23. [CASE 6 — QUESTION 3] Continuing with the same patient. He is also stabilized on warfarin and theophylline, and over the weeks on cimetidine he develops signs of toxicity from both. What best explains this, and what is the corrective step?

  • A) Cimetidine induced the metabolism of both drugs, lowering their levels
  • B) Cimetidine affects only renally cleared drugs, so warfarin and theophylline are unaffected
  • C) Cimetidine broadly inhibits several CYP isoforms (including CYP2C9 and CYP1A2), reducing clearance of narrow-therapeutic-index substrates such as warfarin and theophylline and raising their levels toward toxicity; switching to famotidine, which has negligible CYP inhibition, removes the interaction
  • D) The toxicity reflects cimetidine blocking the histamine H2 receptor on hepatocytes
  • E) The fix is to raise the warfarin and theophylline doses to match cimetidine

ANSWER: C

Rationale:

Cimetidine is a broad inhibitor of multiple CYP isoforms, including CYP2C9 (warfarin) and CYP1A2 (theophylline). Inhibiting their clearance raises the plasma levels of these narrow-therapeutic-index drugs toward toxicity. Switching to famotidine, which has negligible CYP inhibition, removes the interaction while maintaining acid suppression.

  • Option A: Option A is incorrect: cimetidine inhibits rather than induces these enzymes, so levels rise.
  • Option B: Option B is incorrect: cimetidine's CYP inhibition affects hepatically metabolized drugs like warfarin and theophylline.
  • Option D: Option D is incorrect: the mechanism is CYP inhibition, not H2 receptor blockade on hepatocytes.
  • Option E: Option E is incorrect: raising substrate doses worsens toxicity; removing the inhibitor is correct.
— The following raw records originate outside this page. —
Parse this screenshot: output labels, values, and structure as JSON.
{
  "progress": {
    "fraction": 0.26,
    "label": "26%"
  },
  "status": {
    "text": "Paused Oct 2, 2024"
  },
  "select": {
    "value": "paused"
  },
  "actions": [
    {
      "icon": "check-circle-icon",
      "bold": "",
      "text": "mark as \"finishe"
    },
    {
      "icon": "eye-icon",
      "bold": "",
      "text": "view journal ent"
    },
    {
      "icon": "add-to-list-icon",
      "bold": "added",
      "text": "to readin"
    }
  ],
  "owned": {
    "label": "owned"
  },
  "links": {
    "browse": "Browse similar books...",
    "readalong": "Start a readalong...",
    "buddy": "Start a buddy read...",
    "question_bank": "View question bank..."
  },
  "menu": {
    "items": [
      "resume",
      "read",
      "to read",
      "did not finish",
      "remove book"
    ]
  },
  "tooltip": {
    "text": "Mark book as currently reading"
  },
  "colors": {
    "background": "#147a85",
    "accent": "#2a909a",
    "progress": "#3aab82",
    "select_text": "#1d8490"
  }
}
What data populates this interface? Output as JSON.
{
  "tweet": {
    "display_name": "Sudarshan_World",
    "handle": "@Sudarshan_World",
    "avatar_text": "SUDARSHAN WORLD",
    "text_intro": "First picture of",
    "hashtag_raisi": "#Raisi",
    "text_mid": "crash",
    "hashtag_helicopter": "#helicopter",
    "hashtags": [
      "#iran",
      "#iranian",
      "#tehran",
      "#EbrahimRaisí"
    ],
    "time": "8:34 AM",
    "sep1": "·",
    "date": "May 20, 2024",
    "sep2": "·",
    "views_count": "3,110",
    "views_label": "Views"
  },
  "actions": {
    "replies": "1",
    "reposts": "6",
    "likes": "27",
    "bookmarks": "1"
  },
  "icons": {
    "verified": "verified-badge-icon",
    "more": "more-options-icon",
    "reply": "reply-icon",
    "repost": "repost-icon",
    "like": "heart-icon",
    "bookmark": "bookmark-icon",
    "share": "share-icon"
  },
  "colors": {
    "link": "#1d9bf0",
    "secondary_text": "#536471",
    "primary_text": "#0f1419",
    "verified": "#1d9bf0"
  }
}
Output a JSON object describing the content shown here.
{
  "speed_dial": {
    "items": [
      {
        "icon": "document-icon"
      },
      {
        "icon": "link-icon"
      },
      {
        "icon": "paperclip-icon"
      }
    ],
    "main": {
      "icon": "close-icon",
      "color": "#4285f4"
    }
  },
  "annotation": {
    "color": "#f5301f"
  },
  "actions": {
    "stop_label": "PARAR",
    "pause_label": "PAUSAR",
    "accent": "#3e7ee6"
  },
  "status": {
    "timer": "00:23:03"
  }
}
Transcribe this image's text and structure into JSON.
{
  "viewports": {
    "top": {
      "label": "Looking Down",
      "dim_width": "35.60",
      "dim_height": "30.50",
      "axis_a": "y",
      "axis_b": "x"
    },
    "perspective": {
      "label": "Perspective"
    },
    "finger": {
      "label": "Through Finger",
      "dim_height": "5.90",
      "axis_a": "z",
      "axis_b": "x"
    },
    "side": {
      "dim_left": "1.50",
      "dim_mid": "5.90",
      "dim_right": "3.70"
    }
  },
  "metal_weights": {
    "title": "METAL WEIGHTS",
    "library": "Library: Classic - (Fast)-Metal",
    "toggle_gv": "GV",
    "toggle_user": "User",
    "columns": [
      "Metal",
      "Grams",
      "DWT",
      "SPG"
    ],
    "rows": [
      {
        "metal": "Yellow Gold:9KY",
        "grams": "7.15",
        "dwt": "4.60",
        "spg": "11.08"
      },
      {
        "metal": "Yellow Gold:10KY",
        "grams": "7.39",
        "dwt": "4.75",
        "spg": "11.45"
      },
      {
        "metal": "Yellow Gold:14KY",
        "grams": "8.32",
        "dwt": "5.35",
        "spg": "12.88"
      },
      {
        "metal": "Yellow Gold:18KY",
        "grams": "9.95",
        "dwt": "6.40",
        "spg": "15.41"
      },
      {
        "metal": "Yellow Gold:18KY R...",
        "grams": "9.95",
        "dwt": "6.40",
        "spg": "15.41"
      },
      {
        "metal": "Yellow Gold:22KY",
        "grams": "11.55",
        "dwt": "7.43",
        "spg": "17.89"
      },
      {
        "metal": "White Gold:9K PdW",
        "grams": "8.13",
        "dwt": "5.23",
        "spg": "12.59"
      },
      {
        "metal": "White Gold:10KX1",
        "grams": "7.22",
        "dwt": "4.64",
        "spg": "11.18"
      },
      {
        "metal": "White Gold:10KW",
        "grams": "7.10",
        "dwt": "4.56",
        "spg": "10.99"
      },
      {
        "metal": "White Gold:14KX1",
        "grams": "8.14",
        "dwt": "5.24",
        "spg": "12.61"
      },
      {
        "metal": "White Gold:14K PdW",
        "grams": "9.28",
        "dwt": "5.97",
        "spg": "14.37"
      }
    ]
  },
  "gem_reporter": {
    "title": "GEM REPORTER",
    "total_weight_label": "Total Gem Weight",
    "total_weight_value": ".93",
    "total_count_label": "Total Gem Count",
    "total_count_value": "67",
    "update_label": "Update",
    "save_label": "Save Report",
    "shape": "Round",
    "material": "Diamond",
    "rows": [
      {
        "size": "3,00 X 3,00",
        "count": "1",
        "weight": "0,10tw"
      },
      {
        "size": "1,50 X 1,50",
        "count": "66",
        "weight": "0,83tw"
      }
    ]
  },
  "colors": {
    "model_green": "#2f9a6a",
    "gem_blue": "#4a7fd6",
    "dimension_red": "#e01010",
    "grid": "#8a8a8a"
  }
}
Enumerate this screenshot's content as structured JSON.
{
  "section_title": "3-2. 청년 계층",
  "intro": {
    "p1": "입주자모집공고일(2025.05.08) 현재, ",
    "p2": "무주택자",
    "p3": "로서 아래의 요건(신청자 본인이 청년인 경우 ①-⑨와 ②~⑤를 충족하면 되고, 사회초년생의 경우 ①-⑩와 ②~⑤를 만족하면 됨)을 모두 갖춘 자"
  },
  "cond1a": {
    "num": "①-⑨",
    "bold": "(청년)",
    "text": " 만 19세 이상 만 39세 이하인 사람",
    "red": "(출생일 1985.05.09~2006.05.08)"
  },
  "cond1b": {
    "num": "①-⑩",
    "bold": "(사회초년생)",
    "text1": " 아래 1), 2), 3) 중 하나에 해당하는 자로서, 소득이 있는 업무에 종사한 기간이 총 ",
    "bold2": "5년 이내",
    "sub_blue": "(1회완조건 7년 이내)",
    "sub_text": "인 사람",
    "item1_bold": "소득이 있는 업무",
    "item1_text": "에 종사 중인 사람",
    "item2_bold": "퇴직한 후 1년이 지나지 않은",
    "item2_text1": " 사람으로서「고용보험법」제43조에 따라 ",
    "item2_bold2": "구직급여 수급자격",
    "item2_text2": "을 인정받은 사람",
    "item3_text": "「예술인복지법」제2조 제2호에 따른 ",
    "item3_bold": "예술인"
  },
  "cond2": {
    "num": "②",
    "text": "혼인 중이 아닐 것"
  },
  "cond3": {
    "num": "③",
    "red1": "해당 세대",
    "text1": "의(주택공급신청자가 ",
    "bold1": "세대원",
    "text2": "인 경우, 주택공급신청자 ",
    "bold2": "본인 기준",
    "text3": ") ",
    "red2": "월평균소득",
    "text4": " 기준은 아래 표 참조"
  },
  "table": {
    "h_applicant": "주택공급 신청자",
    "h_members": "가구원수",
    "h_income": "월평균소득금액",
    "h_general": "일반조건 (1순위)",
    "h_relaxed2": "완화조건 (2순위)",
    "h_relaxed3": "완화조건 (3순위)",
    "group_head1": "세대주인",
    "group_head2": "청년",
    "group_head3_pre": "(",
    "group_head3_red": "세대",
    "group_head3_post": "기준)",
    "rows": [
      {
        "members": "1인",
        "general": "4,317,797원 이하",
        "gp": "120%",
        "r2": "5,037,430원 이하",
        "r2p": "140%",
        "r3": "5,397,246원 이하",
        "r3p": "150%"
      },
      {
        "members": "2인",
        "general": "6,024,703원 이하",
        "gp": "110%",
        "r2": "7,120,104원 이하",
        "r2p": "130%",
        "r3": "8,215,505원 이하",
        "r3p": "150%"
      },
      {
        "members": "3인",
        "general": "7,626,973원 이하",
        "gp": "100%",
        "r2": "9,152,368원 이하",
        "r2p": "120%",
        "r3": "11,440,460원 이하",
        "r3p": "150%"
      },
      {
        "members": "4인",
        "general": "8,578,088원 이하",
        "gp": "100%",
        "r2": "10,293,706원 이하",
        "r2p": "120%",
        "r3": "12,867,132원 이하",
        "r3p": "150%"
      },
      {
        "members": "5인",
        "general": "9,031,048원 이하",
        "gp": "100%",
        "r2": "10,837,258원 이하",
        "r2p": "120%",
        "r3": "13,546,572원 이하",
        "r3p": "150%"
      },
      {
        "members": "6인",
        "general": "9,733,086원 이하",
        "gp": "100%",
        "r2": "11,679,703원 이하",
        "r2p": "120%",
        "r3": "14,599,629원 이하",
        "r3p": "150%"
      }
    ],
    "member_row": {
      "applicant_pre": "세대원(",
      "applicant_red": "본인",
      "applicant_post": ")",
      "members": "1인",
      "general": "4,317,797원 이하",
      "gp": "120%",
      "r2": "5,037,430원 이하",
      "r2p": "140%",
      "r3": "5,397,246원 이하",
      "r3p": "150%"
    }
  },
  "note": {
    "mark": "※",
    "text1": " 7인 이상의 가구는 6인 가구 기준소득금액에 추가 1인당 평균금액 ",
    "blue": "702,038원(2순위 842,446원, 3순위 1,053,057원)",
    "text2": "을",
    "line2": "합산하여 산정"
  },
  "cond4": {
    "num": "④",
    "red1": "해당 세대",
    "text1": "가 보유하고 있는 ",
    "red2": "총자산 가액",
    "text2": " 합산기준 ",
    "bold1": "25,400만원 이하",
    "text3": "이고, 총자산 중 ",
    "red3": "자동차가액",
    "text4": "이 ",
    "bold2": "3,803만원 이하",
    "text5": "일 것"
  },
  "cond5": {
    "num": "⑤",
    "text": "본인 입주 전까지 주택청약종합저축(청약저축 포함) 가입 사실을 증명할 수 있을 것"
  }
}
24. [CASE 6 — QUESTION 4] Continuing with the same patient. You switch him to famotidine. Given that famotidine is eliminated largely unchanged by the kidney, what additional consideration applies as you dose it?

  • A) No dose consideration is needed, because famotidine is fully metabolized by the liver
  • B) Famotidine requires CYP2C19 genotyping before dosing
  • C) Famotidine must be avoided entirely in any patient over 65
  • D) Famotidine should be dosed higher in renal impairment because it is cleared faster
  • E) Because famotidine is predominantly excreted unchanged by the kidney, the dose should be reduced in patients with reduced renal function to avoid accumulation

ANSWER: E

Rationale:

Famotidine is eliminated mainly unchanged by renal excretion, so in patients with reduced glomerular filtration the dose should be reduced to avoid accumulation. This is particularly relevant in this older patient whose renal function should be monitored.

  • Option A: Option A is incorrect: famotidine is not primarily hepatically metabolized; its clearance is renal.
  • Option B: Option B is incorrect: famotidine does not require CYP2C19 genotyping (that consideration applies to proton pump inhibitor metabolism).
  • Option C: Option C is incorrect: famotidine is not contraindicated by age alone; it is preferred over cimetidine here.
  • Option D: Option D is incorrect: reduced renal function slows famotidine clearance, calling for a lower, not higher, dose.